More logistics companies are putting money toward technological investments as a means of keeping up with ever-changing demands. With this reality in mind, it's vital executives also make sure they have the tools in place to not only take the next step in warehouse technology, but to also further capitalize on what the latest offerings  can provide. To that end, logistics executives should view current warehouse management systems as a must-have, so that they can maximize the return on those technology investments as quickly as possible.

Warehousing facilities upgrade their in-house technology for many reasons, but perhaps the biggest catalyst these days is that consumers' expectations for omnichannel options on orders has changed dramatically in recent years, according to SHD Logistics. Retailers and logistics facilities feel the effects of omnichannel demand on an increasing basis, and as a result, they place greater importance on having the right WMS platform in place.

While WMS has been around for decades, newer offerings in the field provide significant benefits above and beyond legacy systems. Many users can collect data from a number of new technology options – such as "voice picking" or "pick-to-light" – with greater ease to give decision-makers and workers alike a better picture of the supply line, in real time.

Data-related investments growing rapidly
The amount of time, money and effort put toward collecting and utilizing data is on the rise across all industries these days, according to Information Management. Included in that trend is heavier investment in services related to managing all the data being collected, as well as software that makes the data actionable. Indeed, global software investments related to data use are expected to hit more than $70 billion in 2020, behind a 12 percent compound annual growth rate. While these investments aren't alwaysy specifically for WMS, the trend across many industies is clear: Executives now recognize the need to adapt or risk falling behind the competition.

Taking control of the latest tech
One of the big trends in logistics these days is the use of robots and other automated processes to make everything on the shop floor run more smoothly, but not every warehouse may be set up to truly harness the potential these options provide, according to Supply and Demand Chain Executive. These machines present many advantages, such as collecting data to further streamline processes, but some executives may still be wary of taking this next step.

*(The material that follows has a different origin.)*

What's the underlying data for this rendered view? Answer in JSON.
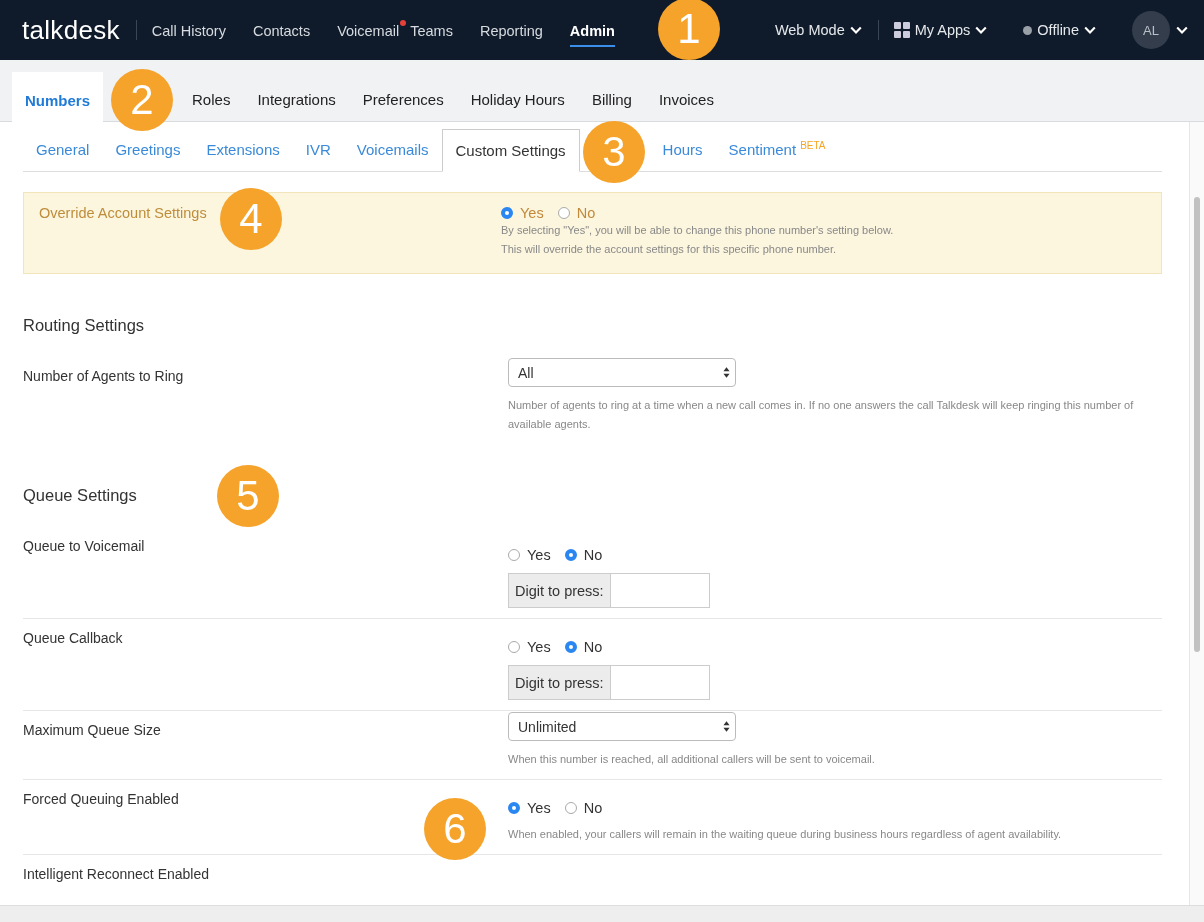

This trend toward automation may become particularly important because of the increasing demand for well-trained logistics employees, but the relative shortage of those workers expected to arise in the near future. Warehouses tend to have higher turnover rates, requiring continual retraining. Fortunately, robots tend to be fairly easy to work with and can significantly aid in data collection and reducing order turnaround times.

"We streamline the picking process to approach the theoretical limit on how quickly you can pick an item off the shelf, scan it and put it in the bin," Locus Robotics chairman and founder Bruce Welty told the site.

With these issues in mind, executives will likely need to create an overarching strategy for how their facilities will move into the next generation of warehouse operations. Choosing the right tech to put into place, and the proper WMS platform to collect and organize the resulting data will likely result in a huge net gain for logistics businesses as the industry continues to evolve.